Dick’s last fiction fails as an experiment in American realism

  • By Jennifer Kay Associated Press
  • Friday, October 5, 2007 1:31pm
  • LifeGo-See-Do

Philip K. Dick was long exiled to the science fiction hinterland, and a read through his early realist writings shows that he was at his best in alternate worlds with flying cars, time scoops, colonies on Mars and deadly automatons.

“Humpty Dumpty in Oakland,” apparently completed in 1960, is believed to be Dick’s last non-science-fiction novel. Only published posthumously in England, it is the second of Dick’s early works this year that Tor Books is publishing for the first time in the United States.

A bumbling used-car salesman attempts to thwart an attempt to sell his run-down lot in a seedy Oakland neighborhood, with tragically comic results. The salesman and the lot’s owner, a retiring mechanic, each spiral into sweaty paranoia as they contemplate their next business ventures in 1950s America.

Dick has been criticized for his blunt writing style, often sacrificing artful description in favor of quickly advancing the plot. Compared with much of his later fiction, “Humpty Dumpty in Oakland” brims with detail. Upholstery hangs from the roof of a Dodge with a misaligned bumper. A prim real estate agent has shockingly wrinkled, leathery hands.

The details, though, stall the story. Like a tired old car, Dick’s plot fails to hold a charge. It’s too real. The mundane despair over a lot full of run-down cars does not equal the profoundly chilling insecurity Dick later finds in the ownership of an electric sheep.

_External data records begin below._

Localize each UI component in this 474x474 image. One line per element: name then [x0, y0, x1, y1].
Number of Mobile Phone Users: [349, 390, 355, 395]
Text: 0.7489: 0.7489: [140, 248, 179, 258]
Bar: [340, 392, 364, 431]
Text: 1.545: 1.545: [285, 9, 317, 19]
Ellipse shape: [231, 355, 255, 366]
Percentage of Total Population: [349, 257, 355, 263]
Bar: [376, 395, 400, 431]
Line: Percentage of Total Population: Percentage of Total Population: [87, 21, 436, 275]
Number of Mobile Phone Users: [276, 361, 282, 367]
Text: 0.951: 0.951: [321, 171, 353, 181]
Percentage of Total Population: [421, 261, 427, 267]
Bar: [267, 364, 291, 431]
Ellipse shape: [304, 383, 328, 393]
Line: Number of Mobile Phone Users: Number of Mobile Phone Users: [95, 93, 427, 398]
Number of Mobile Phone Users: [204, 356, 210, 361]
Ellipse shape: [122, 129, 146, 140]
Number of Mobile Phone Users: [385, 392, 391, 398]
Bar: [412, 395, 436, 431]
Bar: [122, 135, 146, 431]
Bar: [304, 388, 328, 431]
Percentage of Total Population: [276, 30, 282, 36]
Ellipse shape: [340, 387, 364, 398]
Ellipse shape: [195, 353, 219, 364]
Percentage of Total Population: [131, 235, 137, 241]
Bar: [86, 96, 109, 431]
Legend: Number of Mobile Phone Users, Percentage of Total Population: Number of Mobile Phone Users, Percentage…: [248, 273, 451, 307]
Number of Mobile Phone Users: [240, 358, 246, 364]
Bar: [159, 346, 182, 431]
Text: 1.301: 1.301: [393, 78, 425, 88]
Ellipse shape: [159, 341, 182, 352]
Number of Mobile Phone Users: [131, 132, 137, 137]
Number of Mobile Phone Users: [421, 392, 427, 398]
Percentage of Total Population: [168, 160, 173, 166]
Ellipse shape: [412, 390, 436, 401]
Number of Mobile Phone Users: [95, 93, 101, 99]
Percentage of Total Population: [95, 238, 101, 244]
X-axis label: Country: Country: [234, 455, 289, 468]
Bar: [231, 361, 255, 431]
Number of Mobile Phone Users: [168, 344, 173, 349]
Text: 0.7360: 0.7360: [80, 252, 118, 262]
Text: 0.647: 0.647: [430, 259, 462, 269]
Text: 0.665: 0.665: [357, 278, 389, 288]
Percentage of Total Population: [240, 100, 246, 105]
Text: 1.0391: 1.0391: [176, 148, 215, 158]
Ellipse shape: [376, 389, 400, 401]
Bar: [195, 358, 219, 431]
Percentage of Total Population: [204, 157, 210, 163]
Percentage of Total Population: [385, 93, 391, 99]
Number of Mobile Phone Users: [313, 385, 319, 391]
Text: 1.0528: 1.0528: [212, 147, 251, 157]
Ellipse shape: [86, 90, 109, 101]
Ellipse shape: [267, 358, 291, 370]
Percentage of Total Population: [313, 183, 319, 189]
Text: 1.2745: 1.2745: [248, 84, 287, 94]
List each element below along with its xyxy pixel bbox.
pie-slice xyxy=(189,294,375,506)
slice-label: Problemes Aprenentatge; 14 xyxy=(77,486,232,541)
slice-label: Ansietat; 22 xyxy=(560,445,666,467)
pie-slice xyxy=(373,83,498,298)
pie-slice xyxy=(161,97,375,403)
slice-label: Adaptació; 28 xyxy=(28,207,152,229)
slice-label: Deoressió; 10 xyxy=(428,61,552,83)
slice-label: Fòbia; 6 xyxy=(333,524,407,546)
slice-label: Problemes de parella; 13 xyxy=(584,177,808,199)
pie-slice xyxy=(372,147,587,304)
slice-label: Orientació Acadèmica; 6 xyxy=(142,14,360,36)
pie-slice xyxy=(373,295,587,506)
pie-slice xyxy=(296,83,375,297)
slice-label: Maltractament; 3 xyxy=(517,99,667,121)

What “Humpty Dumpty in Oakland” does show is Dick trying out the themes he’ll explore in his more futuristic work: paranoia, drug addiction, the yawning gap between the haves and have-nots, the millstone of technology and the reckoning we will face for over-reliance on that technology. Opening the garage for business requires a time-consuming sequence of small electronic appliances needing to be switched on, a process so taxing a coffee break is immediately required. The mechanic shies away from a wealthy client’s expensive new Cadillac with daunting power accessories. The used car salesman revs up for a job interview with candylike pills. A shoddy, overproduced recording distorts a song into mere vibration, a “pure disturbance of the air.”

In all, Dick’s attempts at realism are better read as drafts by a writer finding his voice than definitive works of fiction.

“Humpty Dumpty in Oakland” feels like this: I grew up with the animated promise of flying cars in my future. The car in my parking space is such a disappointment.